Let $X_{1}, X_{2}, \ldots, X_{n}$ be $n$ independently sampled values of $X$, and let $\overline{X}=\frac{1}{n} \sum_{i} X_{i}$ be the sample mean. The central limit theorem states that if the sample size $n$ is large enough then $\overline{X}$ approximately follows the normal distribution with mean $\mu$ and variance $\sigma^{2} / n$. That is, $\overline{X} \approx N\left(\mu, \sigma^{2} / n\right)$. This in turn implies that $$ Y=\frac{\sqrt{n}(\overline{X}-\mu)}{\sigma} \approx N(0,1) .$$
Let $Z$ be a random variable that follows the normal distribution with mean $0$ and variance $1.$ For any real number $a$ let $\Phi(a)=\mathbb{P}(Z<a)$ be the probability that $Z$ takes values smaller than $a$. Then $$ \Phi(a)=\mathbb{P}(Z<a)=\int_{-\infty}^{a} \frac{e^{-u^{2} / 2}}{\sqrt{2 \pi}} d u $$
For solving the next two problems you may assume the following approximations: $\Phi(-2)=0.02, \Phi(-1)=$ $0.16, \Phi(0)=0.5, \Phi(1)=0.84, \Phi(2)=0.98$.

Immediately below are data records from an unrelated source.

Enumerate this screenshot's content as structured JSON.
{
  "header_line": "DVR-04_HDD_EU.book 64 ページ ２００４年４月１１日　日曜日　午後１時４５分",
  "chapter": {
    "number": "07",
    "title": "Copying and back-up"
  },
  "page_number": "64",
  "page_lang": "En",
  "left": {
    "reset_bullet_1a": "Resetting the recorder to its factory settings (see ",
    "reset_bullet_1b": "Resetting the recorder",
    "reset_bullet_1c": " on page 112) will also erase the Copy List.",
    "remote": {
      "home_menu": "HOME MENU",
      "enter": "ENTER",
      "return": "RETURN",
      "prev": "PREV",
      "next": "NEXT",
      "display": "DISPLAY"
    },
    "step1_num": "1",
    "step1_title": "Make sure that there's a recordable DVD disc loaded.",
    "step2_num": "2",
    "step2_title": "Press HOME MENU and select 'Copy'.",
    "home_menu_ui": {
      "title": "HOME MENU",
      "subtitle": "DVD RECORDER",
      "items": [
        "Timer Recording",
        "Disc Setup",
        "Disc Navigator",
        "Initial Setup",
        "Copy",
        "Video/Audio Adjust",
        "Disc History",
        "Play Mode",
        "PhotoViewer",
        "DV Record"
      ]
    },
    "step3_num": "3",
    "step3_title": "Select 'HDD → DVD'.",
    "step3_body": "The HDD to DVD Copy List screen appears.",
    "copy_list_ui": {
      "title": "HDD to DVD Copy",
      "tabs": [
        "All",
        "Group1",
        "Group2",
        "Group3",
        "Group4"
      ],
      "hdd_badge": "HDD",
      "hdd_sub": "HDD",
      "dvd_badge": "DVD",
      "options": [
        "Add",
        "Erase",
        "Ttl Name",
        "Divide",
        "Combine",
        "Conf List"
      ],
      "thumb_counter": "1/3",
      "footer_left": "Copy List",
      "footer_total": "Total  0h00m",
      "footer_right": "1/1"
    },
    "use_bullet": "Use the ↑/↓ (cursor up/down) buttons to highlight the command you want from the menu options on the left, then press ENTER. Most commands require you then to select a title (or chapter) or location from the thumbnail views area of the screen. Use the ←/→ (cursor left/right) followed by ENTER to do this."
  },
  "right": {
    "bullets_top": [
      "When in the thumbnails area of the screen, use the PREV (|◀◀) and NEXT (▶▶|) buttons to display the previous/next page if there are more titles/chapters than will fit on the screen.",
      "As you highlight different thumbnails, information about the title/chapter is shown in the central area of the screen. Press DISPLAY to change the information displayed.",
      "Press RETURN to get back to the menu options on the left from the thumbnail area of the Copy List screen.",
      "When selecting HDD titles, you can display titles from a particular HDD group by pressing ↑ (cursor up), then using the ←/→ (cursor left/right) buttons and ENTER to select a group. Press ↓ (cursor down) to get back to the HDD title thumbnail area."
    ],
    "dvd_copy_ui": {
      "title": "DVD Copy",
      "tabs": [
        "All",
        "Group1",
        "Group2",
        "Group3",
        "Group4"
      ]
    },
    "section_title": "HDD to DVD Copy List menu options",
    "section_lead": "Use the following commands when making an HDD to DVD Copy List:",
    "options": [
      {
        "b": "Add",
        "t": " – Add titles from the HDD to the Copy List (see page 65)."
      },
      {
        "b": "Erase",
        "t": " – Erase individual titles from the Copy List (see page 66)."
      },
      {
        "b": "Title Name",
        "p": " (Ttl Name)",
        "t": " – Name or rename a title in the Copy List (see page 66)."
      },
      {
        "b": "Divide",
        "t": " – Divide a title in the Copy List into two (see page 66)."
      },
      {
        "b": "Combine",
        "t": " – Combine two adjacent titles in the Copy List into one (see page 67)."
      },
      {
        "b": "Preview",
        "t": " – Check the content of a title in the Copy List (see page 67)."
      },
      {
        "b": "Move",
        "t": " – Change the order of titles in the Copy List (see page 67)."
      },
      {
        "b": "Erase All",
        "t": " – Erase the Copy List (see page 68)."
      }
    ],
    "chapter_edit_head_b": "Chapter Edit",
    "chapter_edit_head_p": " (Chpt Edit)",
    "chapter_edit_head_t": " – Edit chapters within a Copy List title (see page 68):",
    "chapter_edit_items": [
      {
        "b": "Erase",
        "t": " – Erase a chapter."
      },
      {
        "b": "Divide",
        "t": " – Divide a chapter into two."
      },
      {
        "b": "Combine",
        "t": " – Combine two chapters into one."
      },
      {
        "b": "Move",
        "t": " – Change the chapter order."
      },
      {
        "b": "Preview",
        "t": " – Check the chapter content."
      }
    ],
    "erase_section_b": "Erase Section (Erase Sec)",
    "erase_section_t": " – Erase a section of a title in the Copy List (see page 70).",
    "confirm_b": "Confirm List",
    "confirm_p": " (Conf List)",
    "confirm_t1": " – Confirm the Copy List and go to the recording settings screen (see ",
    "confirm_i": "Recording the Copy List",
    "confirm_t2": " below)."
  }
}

The weekly number of sales $S$ at a certain car dealership is known to follow a probability distribution with mean $\mathbb{E}(X)=10$ and variance $\operatorname{Var}(X)=144$. A performance audit picks a random sample of $36$ weekly sales figures $S_{1}, S_{2}, \ldots, S_{36}$ from the last two years. They find that the sample mean is $10$ and the sample variance is $144.$ Use this information to answer the next two questions. You may assume that $n=36$ is a large enough sample size.
- What is the probability that the average number of sales in a week will be more than $8?$
- What is the total number of sales over the $36$ weeks which were sampled?